Recent advances in imaging and sequencing technologies enable *in situ* profiling of cell morphology and gene expression in 3D. Deep learning-based 3D segmentation has achieved great success in biomedical imaging [32, 33]. However, various limitations have hindered the wider applications of 3D segmentation to molecular level data, including fluorescence microscopy imaging.

In this paper, we introduce CellStitch, an efficient algorithm to reconstruct 3D cell instances via layer-wise alignment of 2D segmentation results, optionally followed by an instance-wise interpolation modality for users to recover isotropic cell morphologies from highly anisotropic images. CellStitch bridges the gap between the well-studied 2D segmentation problem and the increasing demand for 3D cell segmentation and extends a flexible pipeline to leverage full 3D instance segmentation. Through previous stitching and pipeline benchmarking, CellStitch demonstrated robustness over other 2D, 2.5D, and 3D methods under various anisotropy levels, which is common among shallow-depth 3D microscopic tissue images. Our interpolation results also provide potential insights for *in situ* experimental designs, where nuclei or cytoplasm signals could be stained in less dense layers than spatial RNA maps, given the cost and technical difficulties to perform multiplexed mRNA, DAPI, and cytoplasm marker imaging.

## Author Contributions

YL: Conceptualization, Methodology, Software, Writing-Original draft preparation. YJ: Conceptualization, Methodology, Software Validation, Visualization, Writing-Original draft preparation. EA: Conceptualization, Writing-Reviewing and Editing, Supervision. AJB: Conceptualization, Writing-Reviewing and Editing, Supervision.

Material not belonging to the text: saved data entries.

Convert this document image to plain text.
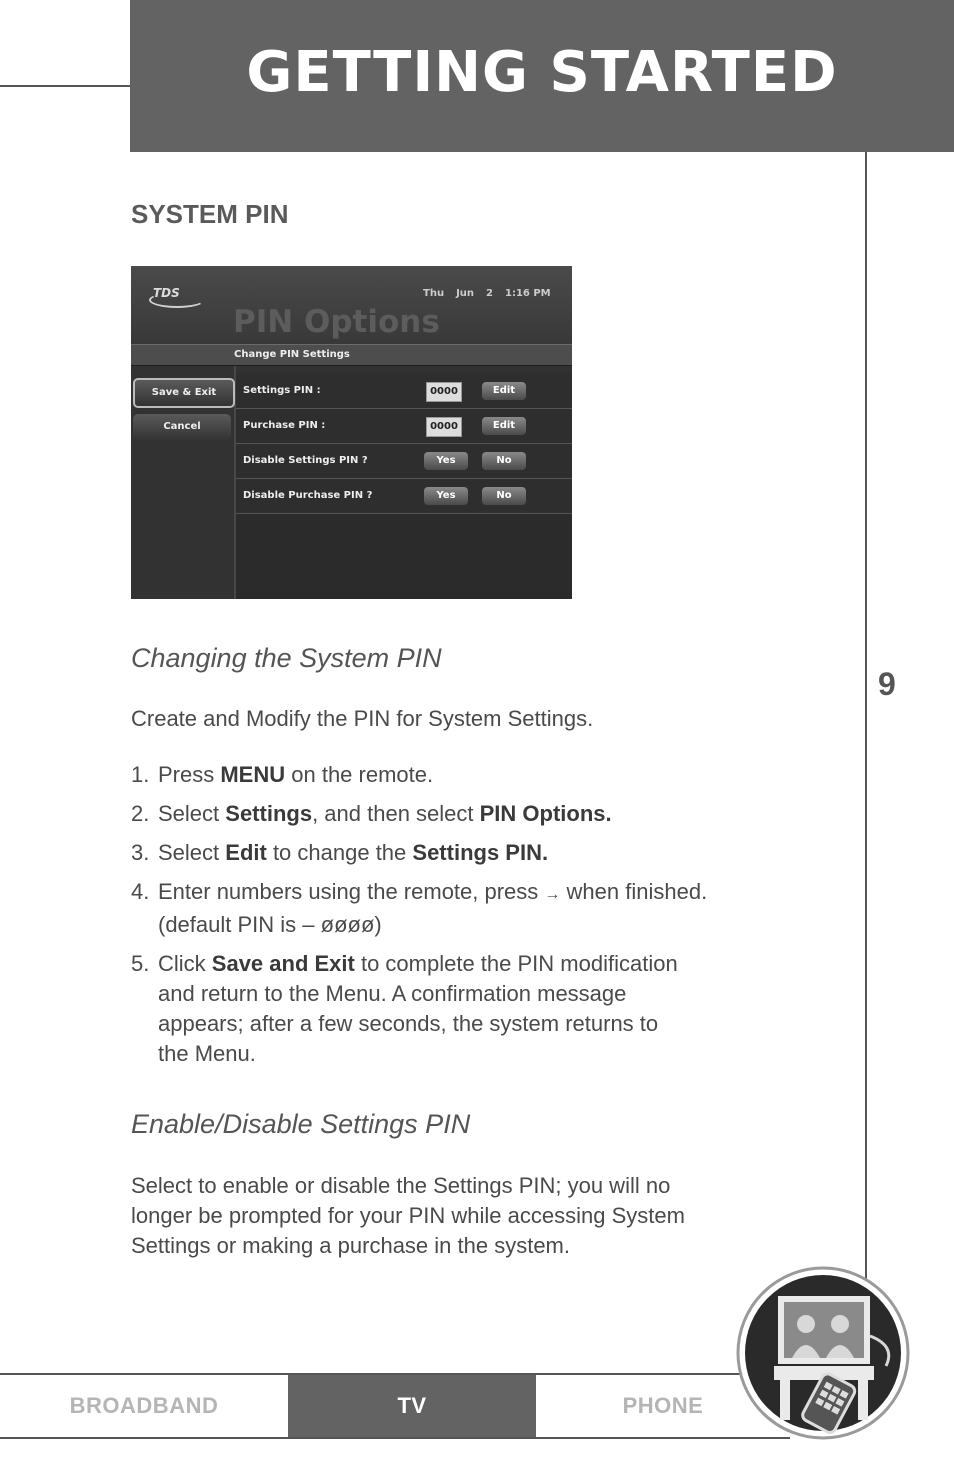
GETTING STARTED
9
SYSTEM PIN
TDS	Thu Jun 2 1:16 PM
PIN Options
Change PIN Settings
Save & Exit
Cancel
Settings PIN :	0000	Edit
Purchase PIN :	0000	Edit
Disable Settings PIN ?	Yes	No
Disable Purchase PIN ?	Yes	No
Changing the System PIN

Create and Modify the PIN for System Settings.

1. Press MENU on the remote.
2. Select Settings, and then select PIN Options.
3. Select Edit to change the Settings PIN.
4. Enter numbers using the remote, press → when finished.
(default PIN is – øøøø)
5. Click Save and Exit to complete the PIN modification
and return to the Menu. A confirmation message
appears; after a few seconds, the system returns to
the Menu.
Enable/Disable Settings PIN

Select to enable or disable the Settings PIN; you will no
longer be prompted for your PIN while accessing System
Settings or making a purchase in the system.

BROADBAND	TV	PHONE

## Availability of data and materials

A python implementation of this method, CellStitch, is available at https://github.com/imyiningliu/cellstitch. The reproduction of all experiments presented herein can be accessed via https://github.com/imyiningliu/cellstitch/tree/main/notebooks.

## Declarations

### Ethics approval and consent to participate

Not applicable.

### Consent for publication

Not applicable.

### Competing interests

The authors declare that they have no competing interests.

## Acknowledgments

We would like to thank Itsik Pe’er for many helpful comments based on a careful reading of a previous draft. We further thank Steven Yin, Alex Toberoff, James Wang, members of the Pe’er lab and the Irving Institute for Cancer Dynamics for valuable discussions. Y.J. acknowledges support from the Columbia University Presidential Fellowship. This project has been made possible in part by grant number 2022-253560 from the Chan Zuckerberg Initiative DAF, an advised fund of Silicon Valley Community Foundation, a Columbia University HICCC-SEAS seed grant, DARPA grant HR001119S0076, and ONR grant N00014-22-1-2679.